Le revers subi dans l’élargissement des frontières en Extrême-Orient conduit la Russie à revenir à sa visée traditionnelle : Constantinople. Tsargrad devient la récompense promise, dans la guerre qui commence. Pour la première fois dans l’histoire russe, les deux grandes « puissances maritimes » sont du côté de la Russie ; son aide leur est à ce point nécessaire contre l’Allemagne, qu’elles sont prêtes à la payer de la capitale de l’Empire ottoman. La diplomatie russe déploie de nombreux efforts pour empêcher la Turquie de rallier l’Allemagne, escomptant bien par la suite, après la victoire, parvenir pacifiquement au but souhaité. En janvier 1914, Nicolas II explique à l’ambassadeur de France Delcassé, qui regagne son pays : « Nous n’envisageons pas le moins du monde de nous emparer de Constantinople, mais nous avons besoin d’être assurés que les Détroits ne nous seront pas fermés9. »
L’Empire ottoman choisit finalement l’Allemagne. Sazonov déclare alors que le règlement de la « question fondamentale de la politique russe », celle des Détroits de la mer Noire, pourrait justifier, aux yeux de l’opinion, les immenses sacrifices de la guerre.
Les opérations militaires s’ouvrent sur l’offensive des troupes russes en Prusse-Orientale et en Galicie. Après quelques beaux succès, la IIe armée, commandée par le général Samsonov, est encerclée et défaite. Les deux parties apprécient diversement et de façon contradictoire ce que les journaux russes appellent la « bataille des marécages de Mazurie », et la presse allemande la « revanche pour Tannenberg ». Alexandre Soljénitsyne commence sa Roue rouge par la description de l’anéantissement de l’armée samsonovienne. L’écrivain brosse un portrait monumental du général vaincu qui, au terme de la bataille, choisit de mettre fin à ses jours. Parmi les causes majeures de la défaite, estime Alexandre Soljénitsyne, il y a l’offensive prématurée de l’armée russe qui n’a pas achevé sa mobilisation, mais avait, en son temps, promis son soutien aux Français et a tenu parole. A. Kersnovski souligne, lui, le fait que la « campagne de Prusse-Orientale signifiait la défaite de l’Allemagne dans la guerre10 ». Son raisonnement est simple : l’armée de Samsonov détourne sur elle les troupes allemandes destinées à Paris. L’anéantissement de la France entraînerait la défaite inéluctable de la Russie. Notons que A. Kersnovski parvient à cette conclusion avant l’agression hitlérienne contre l’Union soviétique. La Seconde Guerre mondiale confirme donc la justesse de la stratégie russe au début du premier conflit.

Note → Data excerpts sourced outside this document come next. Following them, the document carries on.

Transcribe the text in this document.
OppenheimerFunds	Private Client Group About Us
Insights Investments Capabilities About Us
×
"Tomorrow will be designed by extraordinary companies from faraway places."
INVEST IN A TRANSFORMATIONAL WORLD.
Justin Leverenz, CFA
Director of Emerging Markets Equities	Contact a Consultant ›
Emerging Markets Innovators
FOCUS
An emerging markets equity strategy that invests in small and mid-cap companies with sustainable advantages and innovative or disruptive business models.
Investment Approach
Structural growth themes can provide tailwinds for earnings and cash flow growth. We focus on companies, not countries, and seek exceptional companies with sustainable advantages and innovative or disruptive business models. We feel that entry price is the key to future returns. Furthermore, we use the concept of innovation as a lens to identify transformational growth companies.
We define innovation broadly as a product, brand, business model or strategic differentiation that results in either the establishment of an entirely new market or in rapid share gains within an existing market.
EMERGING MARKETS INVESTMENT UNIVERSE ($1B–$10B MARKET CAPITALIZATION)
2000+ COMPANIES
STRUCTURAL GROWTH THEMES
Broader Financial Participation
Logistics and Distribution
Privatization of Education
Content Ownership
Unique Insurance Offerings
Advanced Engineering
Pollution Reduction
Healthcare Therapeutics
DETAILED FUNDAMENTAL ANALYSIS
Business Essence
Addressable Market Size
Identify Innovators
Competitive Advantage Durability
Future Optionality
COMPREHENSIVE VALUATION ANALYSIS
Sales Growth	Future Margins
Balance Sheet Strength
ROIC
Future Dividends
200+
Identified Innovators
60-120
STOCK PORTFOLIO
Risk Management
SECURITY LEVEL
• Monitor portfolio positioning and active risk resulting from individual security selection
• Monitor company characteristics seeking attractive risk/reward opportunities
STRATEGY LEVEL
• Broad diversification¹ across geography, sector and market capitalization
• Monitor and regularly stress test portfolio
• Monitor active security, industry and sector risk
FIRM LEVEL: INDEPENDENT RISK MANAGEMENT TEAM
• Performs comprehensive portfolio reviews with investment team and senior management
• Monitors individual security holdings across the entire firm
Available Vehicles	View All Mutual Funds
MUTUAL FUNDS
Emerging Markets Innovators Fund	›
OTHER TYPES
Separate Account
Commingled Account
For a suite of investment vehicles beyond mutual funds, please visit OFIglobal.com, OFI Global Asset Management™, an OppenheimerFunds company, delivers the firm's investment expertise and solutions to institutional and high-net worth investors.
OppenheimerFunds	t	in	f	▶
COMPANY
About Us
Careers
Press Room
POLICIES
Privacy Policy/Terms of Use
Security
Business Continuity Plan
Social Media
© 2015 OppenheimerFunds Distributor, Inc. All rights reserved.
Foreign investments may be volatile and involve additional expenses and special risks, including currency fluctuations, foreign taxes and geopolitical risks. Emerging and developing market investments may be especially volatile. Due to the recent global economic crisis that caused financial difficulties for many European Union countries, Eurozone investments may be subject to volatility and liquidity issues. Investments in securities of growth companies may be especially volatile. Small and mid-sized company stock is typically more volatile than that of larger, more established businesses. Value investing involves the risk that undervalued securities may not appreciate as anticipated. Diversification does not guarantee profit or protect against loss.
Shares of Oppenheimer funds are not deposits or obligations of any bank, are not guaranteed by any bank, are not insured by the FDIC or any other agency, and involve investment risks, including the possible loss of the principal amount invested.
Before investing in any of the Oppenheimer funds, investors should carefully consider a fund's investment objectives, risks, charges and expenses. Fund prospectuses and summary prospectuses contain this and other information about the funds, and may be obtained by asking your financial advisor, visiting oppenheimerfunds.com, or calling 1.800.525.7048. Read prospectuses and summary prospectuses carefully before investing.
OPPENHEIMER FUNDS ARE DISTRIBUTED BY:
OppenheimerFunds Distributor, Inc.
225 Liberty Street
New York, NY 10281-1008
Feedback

La victoire des troupes russes en Galicie atténue la douleur de la défaite en Prusse-Orientale. Sur le front Sud, la Russie se bat contre son ennemi habituel, les Turcs, et remporte d’assez beaux succès. 1915 est une année de lourdes défaites en Pologne. Le commandement allemand a conçu un plan visant à prendre les armées russes en tenaille, à en anéantir le noyau et à pousser la Russie à sortir du conflit. La Stavka (le Grand-Quartier général russe), écrit un historien, « perd l’esprit » et, après avoir réussi à sortir une partie des troupes de l’impasse, prescrit aux populations civiles – quelque quatre millions et demi de personnes – d’évacuer les gouvernements occupés. Le commandement russe espère recréer l’« atmosphère de 1812 » et galvaniser le peuple. Il obtient l’effet inverse. Femmes, enfants, vieillards battent en retraite dans le plus effroyable désordre, bloquant les routes, se mêlant aux armées, les démoralisant.